I mean, have any of you seen a male tsundere or the like smack around his girlfriend, and have it laughed off as funny? Hmm?
Actually, yes, I do. Although that character is from an anime made in 1974 (and it was not aired in USA, as far as I know), so maybe it is a weak rebuttal, but the fact remains.
Regardless, Tetsuya Tsurugi from Great Mazinger was a tsundere. If you have watched Evangelion, the only differences between Tetsuya and Asuka is the latter has boobs and red hair. Anyway Tetsuya ocassionally hit Jun -his love interest and adoptive sister- and it was treated llike comedic. Let's think of it, Jun was also a tsundere, and when she slapped him it usually it was not treated like slapstick, but she getting angry and losing her temper because Tetsuya had said her something very offensive -or dumb. Or both-.
I don't remember right now more male tsunderes. And regarding non-male tsunderes hitting females in a slapstick way... Hmm...
It sometimes happened in Mazinger-Z/Tranzor-Z, and many of those times I thought it crossed the line and it was not funny, in spite of what the animators intended (and they altered the characters' original personalities. Manga Kouji might be somewhat jerkish sometimes, but usually he was nice and considerate, and manga Sayaka was a pretty non-violent tsundere; Anime Kouji was a big ass and a sexist, and often I asked why Sayaka did not kill him).
Talking again about Urusei Yatsura, in a late chapter Ryuunosuke was running from Nagisa and he hurled at barrel at her head to stop her. However, everyone -including the readers- thought Nagisa was a girl at that point (his true gender was revealed shortly after), and Ryuunosuke looked like a boy. When I read that scene I thought usually in this series the abuse is from a female to a male, and I wondered if it would be so funny if it was visually obvious that it is a boy hitting a girl with a blunt, heavy object.
Mm... I can not think of more examples right now. There certainly a double standard here: violence visited from a man upon a man, a woman upon a woman or a woman upon a man may be made funny, but often violence from a woman upon a man is considered unamusing and unacceptable.
Then again, I have found another double standards such like a male character can be an annoying, loudmouthed jerkass...and fans do not mind. But if a female character has bad temper, fans call her a b***h and scream for her head on a platter. And then you have people does not care if a male character is useless in a fight or little important plotwise, but if a female character is not the Second Coming from Xena Warrior Princess or Lara Croft, she is useless, a waste and should disappear.
Sadly, entertainment -and fandom- is filled with double standards, discriminating against a gender or against other. Unfortunately, often when a writer tries to avoid to be sexist against women falls into the trap of being sexist against men, and vice versa (it reminds me of a fanfic I read once. The writer pledged he was not homophobic and intended his writings reflected that. However his fics came across like offensive to gays to me despite his good intentions. You'll see, he turned ALL female characters in bisexual, even if they were straight in the original material, and wrote many scenes where the girls kissed or groped at each other. Of course, no male character did become gay or bisexual. Thus, his attempts to not be homophobic read like a yuri fanboy fantasy). It is a complicated issue...

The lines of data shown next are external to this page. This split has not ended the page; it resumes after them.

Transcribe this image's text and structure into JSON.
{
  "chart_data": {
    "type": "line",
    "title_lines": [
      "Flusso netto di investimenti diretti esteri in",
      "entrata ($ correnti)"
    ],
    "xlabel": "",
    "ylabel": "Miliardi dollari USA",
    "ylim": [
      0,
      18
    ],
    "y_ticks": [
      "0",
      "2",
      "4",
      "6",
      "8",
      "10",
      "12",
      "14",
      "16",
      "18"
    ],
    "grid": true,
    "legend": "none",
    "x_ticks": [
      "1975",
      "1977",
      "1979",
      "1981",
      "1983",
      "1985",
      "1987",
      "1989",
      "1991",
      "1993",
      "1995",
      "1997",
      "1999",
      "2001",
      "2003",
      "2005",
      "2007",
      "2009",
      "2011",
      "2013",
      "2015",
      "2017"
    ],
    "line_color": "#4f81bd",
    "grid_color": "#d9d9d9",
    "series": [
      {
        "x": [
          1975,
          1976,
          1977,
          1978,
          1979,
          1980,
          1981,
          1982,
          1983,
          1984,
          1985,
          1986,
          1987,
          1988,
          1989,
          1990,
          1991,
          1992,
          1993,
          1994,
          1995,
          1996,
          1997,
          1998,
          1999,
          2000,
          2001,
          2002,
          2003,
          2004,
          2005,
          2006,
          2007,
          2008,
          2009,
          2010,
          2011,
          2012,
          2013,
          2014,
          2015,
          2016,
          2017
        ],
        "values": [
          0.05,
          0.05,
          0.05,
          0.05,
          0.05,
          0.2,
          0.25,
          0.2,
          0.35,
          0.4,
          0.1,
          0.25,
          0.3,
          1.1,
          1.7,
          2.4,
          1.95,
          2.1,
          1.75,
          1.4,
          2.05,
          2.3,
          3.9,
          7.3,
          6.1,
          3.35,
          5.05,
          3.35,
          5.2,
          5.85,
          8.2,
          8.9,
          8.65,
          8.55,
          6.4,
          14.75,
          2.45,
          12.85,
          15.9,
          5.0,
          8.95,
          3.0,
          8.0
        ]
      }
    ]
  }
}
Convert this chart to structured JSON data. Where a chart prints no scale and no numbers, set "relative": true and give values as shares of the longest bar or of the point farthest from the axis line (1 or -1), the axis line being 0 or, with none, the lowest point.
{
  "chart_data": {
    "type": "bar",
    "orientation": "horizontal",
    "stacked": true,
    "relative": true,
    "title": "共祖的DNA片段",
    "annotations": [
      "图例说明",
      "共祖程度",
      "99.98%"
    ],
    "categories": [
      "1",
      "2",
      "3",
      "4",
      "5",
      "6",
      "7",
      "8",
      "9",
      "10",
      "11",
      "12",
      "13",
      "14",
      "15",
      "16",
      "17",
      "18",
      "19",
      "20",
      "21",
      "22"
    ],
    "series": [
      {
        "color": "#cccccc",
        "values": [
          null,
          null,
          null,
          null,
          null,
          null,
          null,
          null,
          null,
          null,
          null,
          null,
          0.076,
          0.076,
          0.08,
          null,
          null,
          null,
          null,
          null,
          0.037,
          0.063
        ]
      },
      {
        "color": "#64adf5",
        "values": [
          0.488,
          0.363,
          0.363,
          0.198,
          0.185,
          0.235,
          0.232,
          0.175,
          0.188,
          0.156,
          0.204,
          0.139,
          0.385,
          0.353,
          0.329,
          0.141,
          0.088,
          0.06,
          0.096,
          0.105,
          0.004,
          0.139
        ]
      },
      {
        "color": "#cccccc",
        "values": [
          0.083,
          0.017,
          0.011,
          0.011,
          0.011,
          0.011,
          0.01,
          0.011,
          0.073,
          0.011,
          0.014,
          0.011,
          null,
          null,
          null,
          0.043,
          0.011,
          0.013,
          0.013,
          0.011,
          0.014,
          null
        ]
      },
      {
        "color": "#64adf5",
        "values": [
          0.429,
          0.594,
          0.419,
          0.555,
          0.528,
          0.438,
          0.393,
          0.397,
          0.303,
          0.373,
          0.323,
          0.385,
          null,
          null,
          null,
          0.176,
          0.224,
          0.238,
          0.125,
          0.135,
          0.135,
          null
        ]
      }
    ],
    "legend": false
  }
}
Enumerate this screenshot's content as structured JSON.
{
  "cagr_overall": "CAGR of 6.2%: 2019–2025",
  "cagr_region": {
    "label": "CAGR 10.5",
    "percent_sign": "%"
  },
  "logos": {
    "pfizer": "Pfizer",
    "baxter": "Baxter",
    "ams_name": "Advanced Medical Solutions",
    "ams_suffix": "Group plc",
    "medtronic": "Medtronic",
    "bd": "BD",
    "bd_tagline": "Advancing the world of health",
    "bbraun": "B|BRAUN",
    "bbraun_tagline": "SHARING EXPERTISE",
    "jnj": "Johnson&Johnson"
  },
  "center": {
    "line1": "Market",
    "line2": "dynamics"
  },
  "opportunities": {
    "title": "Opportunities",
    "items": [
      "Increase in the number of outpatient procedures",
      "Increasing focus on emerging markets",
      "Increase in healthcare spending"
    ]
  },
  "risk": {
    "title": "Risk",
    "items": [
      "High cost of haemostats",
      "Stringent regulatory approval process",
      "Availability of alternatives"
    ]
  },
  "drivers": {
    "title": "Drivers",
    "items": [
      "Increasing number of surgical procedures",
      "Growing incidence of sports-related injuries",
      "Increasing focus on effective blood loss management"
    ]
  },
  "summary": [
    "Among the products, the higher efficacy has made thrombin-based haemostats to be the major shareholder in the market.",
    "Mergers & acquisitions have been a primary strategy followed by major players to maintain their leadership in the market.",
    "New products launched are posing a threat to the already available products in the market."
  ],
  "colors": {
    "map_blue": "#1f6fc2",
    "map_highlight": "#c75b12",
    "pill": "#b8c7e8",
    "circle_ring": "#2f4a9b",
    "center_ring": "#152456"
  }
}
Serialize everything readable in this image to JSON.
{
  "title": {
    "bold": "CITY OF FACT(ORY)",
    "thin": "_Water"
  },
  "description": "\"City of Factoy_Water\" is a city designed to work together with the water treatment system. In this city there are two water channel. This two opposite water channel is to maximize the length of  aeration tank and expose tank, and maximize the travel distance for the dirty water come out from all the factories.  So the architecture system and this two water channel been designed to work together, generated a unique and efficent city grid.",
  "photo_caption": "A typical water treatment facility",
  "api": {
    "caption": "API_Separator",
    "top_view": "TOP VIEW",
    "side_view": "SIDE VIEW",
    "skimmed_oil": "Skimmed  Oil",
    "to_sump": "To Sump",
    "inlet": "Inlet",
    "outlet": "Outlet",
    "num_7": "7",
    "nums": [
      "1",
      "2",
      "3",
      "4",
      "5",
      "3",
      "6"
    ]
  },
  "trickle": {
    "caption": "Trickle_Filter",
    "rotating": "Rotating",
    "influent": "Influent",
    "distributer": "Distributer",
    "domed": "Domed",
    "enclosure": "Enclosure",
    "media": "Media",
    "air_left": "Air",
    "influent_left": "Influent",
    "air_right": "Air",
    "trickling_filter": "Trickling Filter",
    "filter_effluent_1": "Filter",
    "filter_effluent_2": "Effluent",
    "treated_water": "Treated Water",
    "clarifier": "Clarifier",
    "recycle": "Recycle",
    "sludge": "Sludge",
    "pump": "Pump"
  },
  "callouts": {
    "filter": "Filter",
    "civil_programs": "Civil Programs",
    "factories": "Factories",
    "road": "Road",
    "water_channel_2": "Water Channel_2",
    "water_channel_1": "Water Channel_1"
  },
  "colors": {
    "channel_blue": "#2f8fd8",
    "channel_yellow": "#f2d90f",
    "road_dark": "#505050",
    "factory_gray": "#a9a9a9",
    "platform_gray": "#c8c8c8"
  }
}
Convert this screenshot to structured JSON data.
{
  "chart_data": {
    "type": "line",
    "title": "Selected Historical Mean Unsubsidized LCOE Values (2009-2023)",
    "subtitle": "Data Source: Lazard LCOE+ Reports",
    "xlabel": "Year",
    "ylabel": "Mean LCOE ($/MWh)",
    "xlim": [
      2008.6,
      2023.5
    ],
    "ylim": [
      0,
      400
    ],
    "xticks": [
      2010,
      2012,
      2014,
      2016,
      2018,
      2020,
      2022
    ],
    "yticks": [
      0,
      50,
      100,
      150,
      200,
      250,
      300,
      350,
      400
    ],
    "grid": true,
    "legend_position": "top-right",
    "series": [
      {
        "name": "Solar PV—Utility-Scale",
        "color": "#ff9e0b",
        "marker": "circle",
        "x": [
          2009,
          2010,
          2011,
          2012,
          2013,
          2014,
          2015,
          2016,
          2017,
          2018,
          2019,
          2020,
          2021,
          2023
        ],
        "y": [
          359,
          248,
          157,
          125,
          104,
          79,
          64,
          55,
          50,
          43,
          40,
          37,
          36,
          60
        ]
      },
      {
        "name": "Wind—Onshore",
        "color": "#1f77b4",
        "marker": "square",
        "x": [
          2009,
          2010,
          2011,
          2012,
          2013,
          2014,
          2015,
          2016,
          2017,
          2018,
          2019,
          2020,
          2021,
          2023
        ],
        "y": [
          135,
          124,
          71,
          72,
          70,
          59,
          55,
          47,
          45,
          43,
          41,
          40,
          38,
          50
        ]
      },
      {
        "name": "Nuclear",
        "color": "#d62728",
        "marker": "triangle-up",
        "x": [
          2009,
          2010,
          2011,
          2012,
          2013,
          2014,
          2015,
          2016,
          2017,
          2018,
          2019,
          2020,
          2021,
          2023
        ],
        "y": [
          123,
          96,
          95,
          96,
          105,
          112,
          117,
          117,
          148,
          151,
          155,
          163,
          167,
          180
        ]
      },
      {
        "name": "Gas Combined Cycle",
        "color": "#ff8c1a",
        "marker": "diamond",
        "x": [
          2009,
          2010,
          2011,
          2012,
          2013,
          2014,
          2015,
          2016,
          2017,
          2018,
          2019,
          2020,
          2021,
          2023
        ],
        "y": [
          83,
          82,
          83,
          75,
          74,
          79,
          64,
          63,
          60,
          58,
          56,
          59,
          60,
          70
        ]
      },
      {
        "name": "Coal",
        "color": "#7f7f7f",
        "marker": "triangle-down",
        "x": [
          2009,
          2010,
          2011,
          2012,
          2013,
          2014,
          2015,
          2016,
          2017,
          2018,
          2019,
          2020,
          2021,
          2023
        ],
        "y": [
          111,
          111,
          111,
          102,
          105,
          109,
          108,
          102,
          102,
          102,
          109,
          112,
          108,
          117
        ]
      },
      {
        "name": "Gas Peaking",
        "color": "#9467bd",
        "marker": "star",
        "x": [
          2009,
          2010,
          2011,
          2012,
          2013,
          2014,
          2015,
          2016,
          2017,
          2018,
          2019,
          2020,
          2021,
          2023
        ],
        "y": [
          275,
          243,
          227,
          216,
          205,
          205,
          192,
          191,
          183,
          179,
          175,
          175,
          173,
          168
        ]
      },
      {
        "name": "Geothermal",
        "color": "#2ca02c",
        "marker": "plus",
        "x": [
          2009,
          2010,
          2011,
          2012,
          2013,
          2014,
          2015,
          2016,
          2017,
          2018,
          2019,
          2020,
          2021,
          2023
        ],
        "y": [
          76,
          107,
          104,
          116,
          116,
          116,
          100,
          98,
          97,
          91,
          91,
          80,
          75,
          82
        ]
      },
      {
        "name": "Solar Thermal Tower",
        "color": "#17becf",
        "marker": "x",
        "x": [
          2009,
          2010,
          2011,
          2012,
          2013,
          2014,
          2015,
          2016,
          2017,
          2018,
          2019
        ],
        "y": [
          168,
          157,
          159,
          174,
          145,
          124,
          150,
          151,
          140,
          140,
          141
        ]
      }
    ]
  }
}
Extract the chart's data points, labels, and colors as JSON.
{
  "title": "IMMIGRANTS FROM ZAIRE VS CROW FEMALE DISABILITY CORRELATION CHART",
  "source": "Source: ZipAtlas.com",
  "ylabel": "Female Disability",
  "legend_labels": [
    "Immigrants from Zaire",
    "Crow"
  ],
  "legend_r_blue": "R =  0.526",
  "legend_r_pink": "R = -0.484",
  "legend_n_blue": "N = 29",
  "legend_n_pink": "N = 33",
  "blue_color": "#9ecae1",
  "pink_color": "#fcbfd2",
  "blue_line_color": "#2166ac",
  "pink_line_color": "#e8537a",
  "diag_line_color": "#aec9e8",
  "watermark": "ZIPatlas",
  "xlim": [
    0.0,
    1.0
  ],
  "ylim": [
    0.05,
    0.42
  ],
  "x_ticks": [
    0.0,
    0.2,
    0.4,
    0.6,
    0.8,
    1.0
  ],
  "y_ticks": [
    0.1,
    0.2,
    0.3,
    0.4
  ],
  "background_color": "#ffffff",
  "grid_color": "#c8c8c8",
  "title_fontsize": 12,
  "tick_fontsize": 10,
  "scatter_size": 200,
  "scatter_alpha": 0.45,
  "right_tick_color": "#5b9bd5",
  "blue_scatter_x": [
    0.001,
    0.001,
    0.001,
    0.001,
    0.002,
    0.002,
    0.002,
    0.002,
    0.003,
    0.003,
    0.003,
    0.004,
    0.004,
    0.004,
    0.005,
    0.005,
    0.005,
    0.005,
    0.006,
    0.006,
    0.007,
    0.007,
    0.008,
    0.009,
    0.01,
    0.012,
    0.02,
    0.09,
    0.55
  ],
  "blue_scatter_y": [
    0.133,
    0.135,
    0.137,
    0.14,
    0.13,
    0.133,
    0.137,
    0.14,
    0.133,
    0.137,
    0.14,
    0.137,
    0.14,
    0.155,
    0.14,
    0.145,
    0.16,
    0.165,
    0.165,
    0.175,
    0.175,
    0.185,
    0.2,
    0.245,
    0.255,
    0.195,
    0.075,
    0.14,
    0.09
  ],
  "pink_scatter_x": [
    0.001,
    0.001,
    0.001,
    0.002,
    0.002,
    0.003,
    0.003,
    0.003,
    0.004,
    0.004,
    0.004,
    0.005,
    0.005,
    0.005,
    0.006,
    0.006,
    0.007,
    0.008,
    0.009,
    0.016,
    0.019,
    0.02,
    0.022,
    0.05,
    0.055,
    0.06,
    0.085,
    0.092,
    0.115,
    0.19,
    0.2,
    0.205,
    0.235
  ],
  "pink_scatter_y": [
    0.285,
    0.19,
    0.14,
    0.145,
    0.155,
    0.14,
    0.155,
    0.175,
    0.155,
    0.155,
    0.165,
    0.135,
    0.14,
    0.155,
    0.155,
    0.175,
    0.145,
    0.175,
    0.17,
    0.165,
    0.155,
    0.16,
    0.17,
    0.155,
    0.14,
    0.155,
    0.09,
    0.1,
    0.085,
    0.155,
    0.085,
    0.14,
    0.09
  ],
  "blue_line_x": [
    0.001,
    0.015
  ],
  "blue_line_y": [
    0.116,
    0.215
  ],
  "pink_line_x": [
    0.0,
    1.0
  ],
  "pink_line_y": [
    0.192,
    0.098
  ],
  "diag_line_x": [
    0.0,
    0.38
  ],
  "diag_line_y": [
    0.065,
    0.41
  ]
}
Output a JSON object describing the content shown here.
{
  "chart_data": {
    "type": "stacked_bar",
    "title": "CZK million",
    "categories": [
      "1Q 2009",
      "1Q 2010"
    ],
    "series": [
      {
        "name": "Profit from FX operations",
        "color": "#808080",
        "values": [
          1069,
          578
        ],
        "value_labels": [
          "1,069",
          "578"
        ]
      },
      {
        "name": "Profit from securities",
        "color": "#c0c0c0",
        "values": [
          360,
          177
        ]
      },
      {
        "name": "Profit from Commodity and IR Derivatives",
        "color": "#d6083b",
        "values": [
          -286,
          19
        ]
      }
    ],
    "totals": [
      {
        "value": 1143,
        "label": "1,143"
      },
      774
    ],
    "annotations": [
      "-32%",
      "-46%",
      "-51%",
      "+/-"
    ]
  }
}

It does not help the tsundere trope has suffered what in tvtropes call the bane of all trope: follow the leader plus trope decay. At the beginning, tsundere characters were characters had both a soft and a harsh side. Their different sides were intended to show they were conflicted, complex characters, and their lively temper was intended to show they were not doormats, and it made them standing out among the mass of demure, soft-spoken characters were the norm back then.
Or at least that was the situation in the seventies and the eighties. Later the trope began degenerating. "Conflicted character with several sides" became "abusive girl hit guys secretly loves". Before their mood shifts and reluctance to reveal her feelings were justified -usually being due to inner tensions and conflicts- and explained within the series; now they had no reason. The character had mood changes and refused talking their feelings over because... because. She is a tsundere and that is what the tsunderes do, no reason is needed. This happened because newer series played the trope with no knowledge or understanding of it, missing what did that trope good. Cause that degeneration, the erstwhile new and fresh trope became trite, shallow and open to parodies, subversions and worst of all, deconstructions.
Moreover, tropes go through a cycle. They are born and become popular. Then they are used, overused and abused, and people gets tired or sick from them. Then they are parodied, subverted and deconstructed. After that point, they may be forgotten or they may be rescued and made popular again -and then the cycle begins anew-.
Back in the seventies, tsunderes were a change from the prevalent and overused female archetypes were used back then and some people started to accuse from sexism. Now the trope has become prevalent, overused and regarded like stale and sexist. So the former female archetypes are slowly becoming popular again.